HELENA – Faith leaders across Montana have signed a pledge to encourage people to stay home and safe and to prioritize remote worship services during the upcoming holidays amid a spike in COVID-19 cases.
“The lesson of this pandemic is that we are all interconnected and dependent on each other,” wrote Rabbi Francine Roston of Glacier Jewish Community/B’nai Shalom in Flathead Valley. “We can remain connected and worship without risking illness and death this winter, protecting each other and protecting our dedicated healthcare workers.”
Roston said people of faith must trust medical experts and caregivers along with a higher power and should reduce contacts with anyone beyond their household to remain safe.
The pledge is based on one promoted by the Wisconsin Council of Churches. More than 35 religious leaders had signed the pledge by mid-day Friday, as Montana health officials announced an additional 1,475 cases of COVID-19.
More than 53,000 residents have tested positive for the respiratory virus since the pandemic began in mid-March. Infections are believed to be far higher because not everyone has been tested and research shows people can have COVID-19 without having symptoms.
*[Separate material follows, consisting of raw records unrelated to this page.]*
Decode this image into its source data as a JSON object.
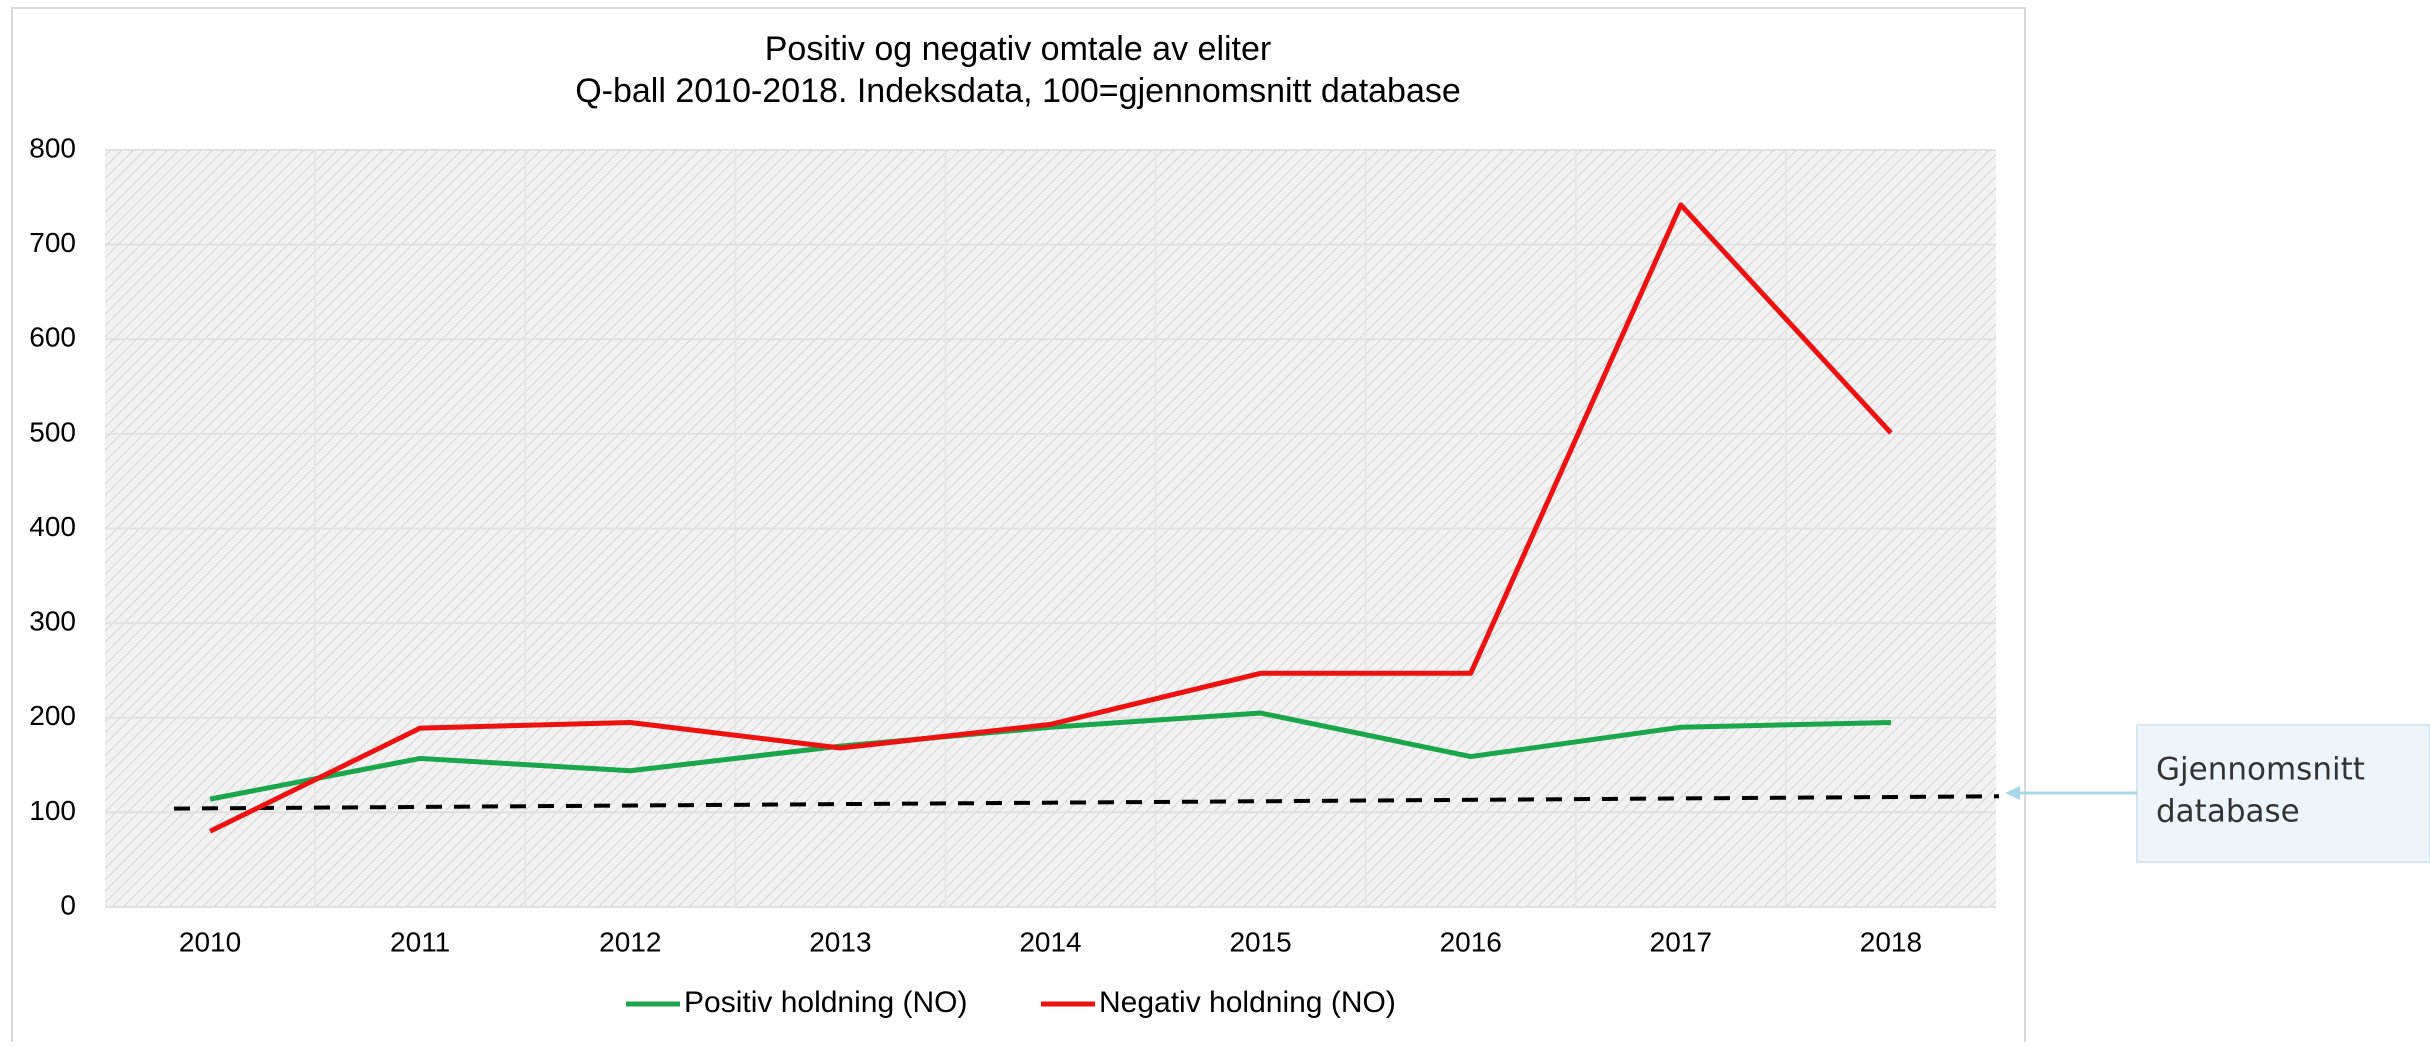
{
  "chart_data": {
    "type": "line",
    "title": "Positiv og negativ omtale av eliter",
    "subtitle": "Q-ball 2010-2018. Indeksdata, 100=gjennomsnitt database",
    "categories": [
      "2010",
      "2011",
      "2012",
      "2013",
      "2014",
      "2015",
      "2016",
      "2017",
      "2018"
    ],
    "series": [
      {
        "name": "Positiv holdning (NO)",
        "color": "#1aa64a",
        "values": [
          114,
          157,
          144,
          170,
          190,
          205,
          159,
          190,
          195
        ]
      },
      {
        "name": "Negativ holdning (NO)",
        "color": "#ee1111",
        "values": [
          80,
          189,
          195,
          168,
          193,
          247,
          247,
          742,
          501
        ]
      }
    ],
    "average_line": {
      "label_lines": [
        "Gjennomsnitt",
        "database"
      ],
      "values": [
        104,
        117
      ],
      "color": "#000000"
    },
    "ylim": [
      0,
      800
    ],
    "yticks": [
      0,
      100,
      200,
      300,
      400,
      500,
      600,
      700,
      800
    ],
    "grid": true
  }
}
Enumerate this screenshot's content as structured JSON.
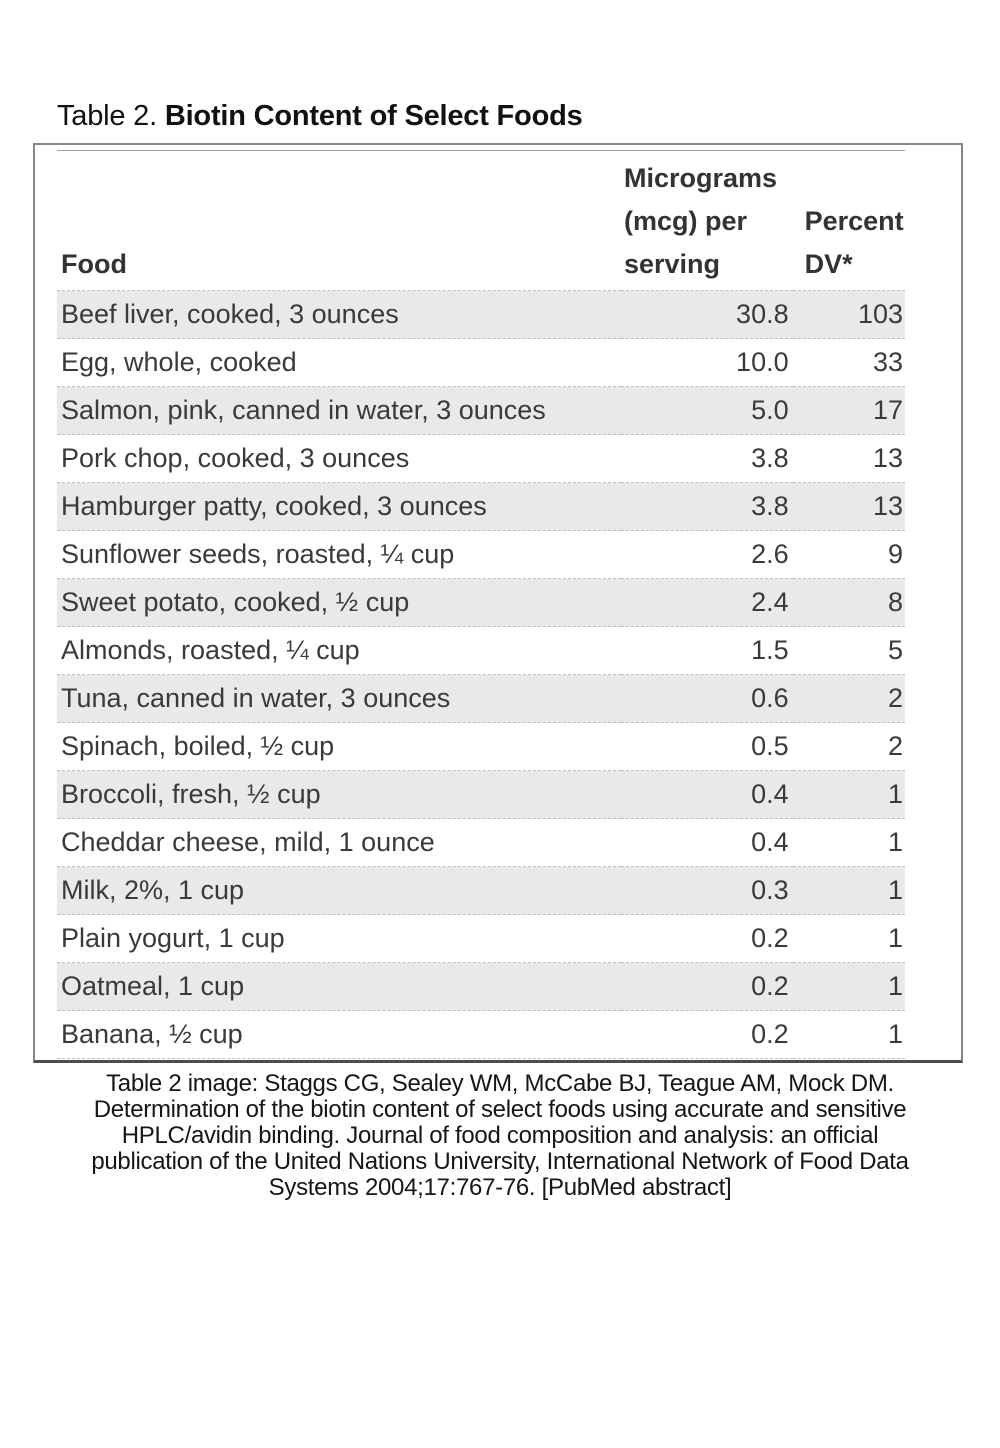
{
  "page": {
    "title_prefix": "Table 2. ",
    "title": "Biotin Content of Select Foods"
  },
  "table": {
    "columns": {
      "food": "Food",
      "mcg": "Micrograms (mcg) per serving",
      "dv": "Percent DV*"
    },
    "rows": [
      {
        "food": "Beef liver, cooked, 3 ounces",
        "mcg": "30.8",
        "dv": "103"
      },
      {
        "food": "Egg, whole, cooked",
        "mcg": "10.0",
        "dv": "33"
      },
      {
        "food": "Salmon, pink, canned in water, 3 ounces",
        "mcg": "5.0",
        "dv": "17"
      },
      {
        "food": "Pork chop, cooked, 3 ounces",
        "mcg": "3.8",
        "dv": "13"
      },
      {
        "food": "Hamburger patty, cooked, 3 ounces",
        "mcg": "3.8",
        "dv": "13"
      },
      {
        "food": "Sunflower seeds, roasted, ¼ cup",
        "mcg": "2.6",
        "dv": "9"
      },
      {
        "food": "Sweet potato, cooked, ½ cup",
        "mcg": "2.4",
        "dv": "8"
      },
      {
        "food": "Almonds, roasted, ¼ cup",
        "mcg": "1.5",
        "dv": "5"
      },
      {
        "food": "Tuna, canned in water, 3 ounces",
        "mcg": "0.6",
        "dv": "2"
      },
      {
        "food": "Spinach, boiled, ½ cup",
        "mcg": "0.5",
        "dv": "2"
      },
      {
        "food": "Broccoli, fresh, ½ cup",
        "mcg": "0.4",
        "dv": "1"
      },
      {
        "food": "Cheddar cheese, mild, 1 ounce",
        "mcg": "0.4",
        "dv": "1"
      },
      {
        "food": "Milk, 2%, 1 cup",
        "mcg": "0.3",
        "dv": "1"
      },
      {
        "food": "Plain yogurt, 1 cup",
        "mcg": "0.2",
        "dv": "1"
      },
      {
        "food": "Oatmeal, 1 cup",
        "mcg": "0.2",
        "dv": "1"
      },
      {
        "food": "Banana, ½ cup",
        "mcg": "0.2",
        "dv": "1"
      }
    ]
  },
  "footer": {
    "citation_lines": [
      "Table 2 image: Staggs CG, Sealey WM, McCabe BJ, Teague AM, Mock DM.",
      "Determination of the biotin content of select foods using accurate and sensitive",
      "HPLC/avidin binding. Journal of food composition and analysis: an official",
      "publication of the United Nations University, International Network of Food Data",
      "Systems 2004;17:767-76. [PubMed abstract]"
    ]
  },
  "colors": {
    "row_shade": "#e9e9e9",
    "dash": "#c0c0c0",
    "border": "#868686",
    "border_bottom": "#4d4d4d",
    "header_rule": "#9c9c9c",
    "text": "#3a3a3a"
  }
}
At least 567 Montana residents have died of complications from the virus. More than 500 people remained hospitalized Friday.
A 62-year-old Montana State Prison inmate died Wednesday at a Missoula hospital, corrections officials said. The agency’s “deaths in custody” page on its website says Gene Richard Meredith died at St. Patrick Hospital in Missoula. His was the third virus-related inmate death.
Meredith was serving a life sentence for the 2006 stabbing death of 51-year-old Rose Torres in Great Falls.
There are 112 active cases of COVID-19 at the state prison in Deer Lodge, the corrections department reported.
More than five dozen Montana Army National Guard soldiers have completed a four-week mission to assist prison staff during the outbreak. Nine soldiers contracted the virus, Major Dan Bushnell told the Missoulian. Staffing levels continue to be affected at the prison.
For most people, the new coronavirus causes mild or moderate symptoms, such as fever and cough that clear up in two to three weeks. For some — especially older adults and people with existing health problems — it can cause more severe illness, including pneumonia, and death.